Project Canterbury  

Charles Johnson of Zululand

By A. W. Lee

[no place:] The Society for the Propagation of the Gospel in Foreign Parts, 1930.

Foreword by the Rt. Rev. Wilmot L. Vyvyan

CHARLES JOHNSON was a remarkable man; a personality; a pioneer in a country of pioneers; above all, a lover of the native people. For fifty years he lived amongst the Zulus, a pastor of souls first of all; teacher, evangelist, preacher, leader, and also architect and builder, carpenter and stonemason, farmer and traveller, with no mean medical skill; and a man of sound judgment, of unconquerable perseverance and hopefulness, never daunted, and always ready to see things in a fresh light; tender as a woman in heart and manner, yet capable of righteous wrath at iniquity and cruelty.

Archdeacon Lee knew him well from 1903 onwards, worked with him, was as a son to him, and when he was called away to the land beyond the veil, became .his successor at St. Augustine's, as had been desired. This book shows the man in his proper setting, in the frame of the ideas that he lived amongst. It sketches the history of the Zulu people and their ways and conditions of life, past and present, with the light thrown strongly on the central figure. We are thus helped to understand him as he was, amid the varied scenes of his life, and the questions that agitate the minds of those who, like Archdeacon Lee, reflect upon what might be and may be, as Charles Johnson himself would think and say.--It is not only a memoir of the priest and father, but also of the lover of a people often misunderstood, often unwisely handled and dealt with without consideration, hindered by old superstitions and traditions, yet with noble traits of true men and women, traits to be preserved if the race is to win its way under new conditions into the freedom of a Christian people.

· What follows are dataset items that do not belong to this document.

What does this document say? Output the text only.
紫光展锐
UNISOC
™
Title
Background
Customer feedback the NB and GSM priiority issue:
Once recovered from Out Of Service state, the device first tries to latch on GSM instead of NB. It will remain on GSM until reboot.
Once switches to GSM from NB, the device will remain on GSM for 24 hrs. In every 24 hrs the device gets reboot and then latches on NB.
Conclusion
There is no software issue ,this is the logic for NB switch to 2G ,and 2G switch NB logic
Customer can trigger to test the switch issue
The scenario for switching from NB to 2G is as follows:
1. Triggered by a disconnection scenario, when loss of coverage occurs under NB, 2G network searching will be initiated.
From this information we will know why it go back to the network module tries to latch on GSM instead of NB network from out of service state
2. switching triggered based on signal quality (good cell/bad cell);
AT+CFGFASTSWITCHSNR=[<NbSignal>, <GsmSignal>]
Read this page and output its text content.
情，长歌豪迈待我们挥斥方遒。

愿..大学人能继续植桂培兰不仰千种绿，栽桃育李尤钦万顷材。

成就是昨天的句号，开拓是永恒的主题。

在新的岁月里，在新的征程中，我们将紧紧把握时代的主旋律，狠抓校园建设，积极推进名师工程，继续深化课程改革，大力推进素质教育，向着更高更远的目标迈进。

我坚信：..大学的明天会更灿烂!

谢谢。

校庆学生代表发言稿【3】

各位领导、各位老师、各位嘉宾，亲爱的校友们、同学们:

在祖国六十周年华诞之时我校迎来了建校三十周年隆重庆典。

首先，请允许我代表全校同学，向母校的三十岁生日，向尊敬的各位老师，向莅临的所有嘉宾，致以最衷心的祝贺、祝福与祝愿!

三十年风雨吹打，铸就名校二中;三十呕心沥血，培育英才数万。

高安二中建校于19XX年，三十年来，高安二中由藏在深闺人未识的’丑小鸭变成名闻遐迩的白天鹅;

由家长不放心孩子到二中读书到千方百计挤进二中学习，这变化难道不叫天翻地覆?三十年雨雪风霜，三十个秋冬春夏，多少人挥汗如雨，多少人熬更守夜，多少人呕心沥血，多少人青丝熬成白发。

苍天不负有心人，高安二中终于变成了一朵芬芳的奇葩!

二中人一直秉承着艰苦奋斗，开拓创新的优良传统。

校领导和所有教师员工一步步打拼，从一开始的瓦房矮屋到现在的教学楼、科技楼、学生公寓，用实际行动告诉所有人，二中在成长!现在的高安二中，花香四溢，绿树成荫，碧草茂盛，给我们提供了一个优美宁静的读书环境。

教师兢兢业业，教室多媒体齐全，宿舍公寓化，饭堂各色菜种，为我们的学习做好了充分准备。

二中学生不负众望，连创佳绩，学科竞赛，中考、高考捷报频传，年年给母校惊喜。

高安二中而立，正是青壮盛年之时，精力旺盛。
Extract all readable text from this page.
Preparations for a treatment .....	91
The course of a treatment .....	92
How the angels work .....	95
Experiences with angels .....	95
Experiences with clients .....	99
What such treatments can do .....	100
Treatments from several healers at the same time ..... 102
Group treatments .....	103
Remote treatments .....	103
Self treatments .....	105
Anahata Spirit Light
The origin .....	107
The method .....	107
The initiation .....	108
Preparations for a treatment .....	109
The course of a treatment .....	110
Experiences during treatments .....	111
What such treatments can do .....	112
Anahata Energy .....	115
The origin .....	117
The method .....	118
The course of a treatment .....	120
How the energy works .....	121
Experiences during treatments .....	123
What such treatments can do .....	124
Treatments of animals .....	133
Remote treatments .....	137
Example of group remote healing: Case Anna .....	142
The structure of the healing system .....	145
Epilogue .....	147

It is well that Charles Johnson should have a biographer so sympathetic with his outlook, and so understanding in his treatment of his subject. I deem it a privilege to be asked to add my tribute in these few words; as one who knew and loved the nobility of Johnson of Zululand, the man and missionary, honoured and respected by Europeans as well as by natives, and held in high esteem by men of public life and notable position, as well as by his neighbours; and most of all dear to his family of sons and daughters, whom, with his brave wife, he led in the path of upright life and unselfish service.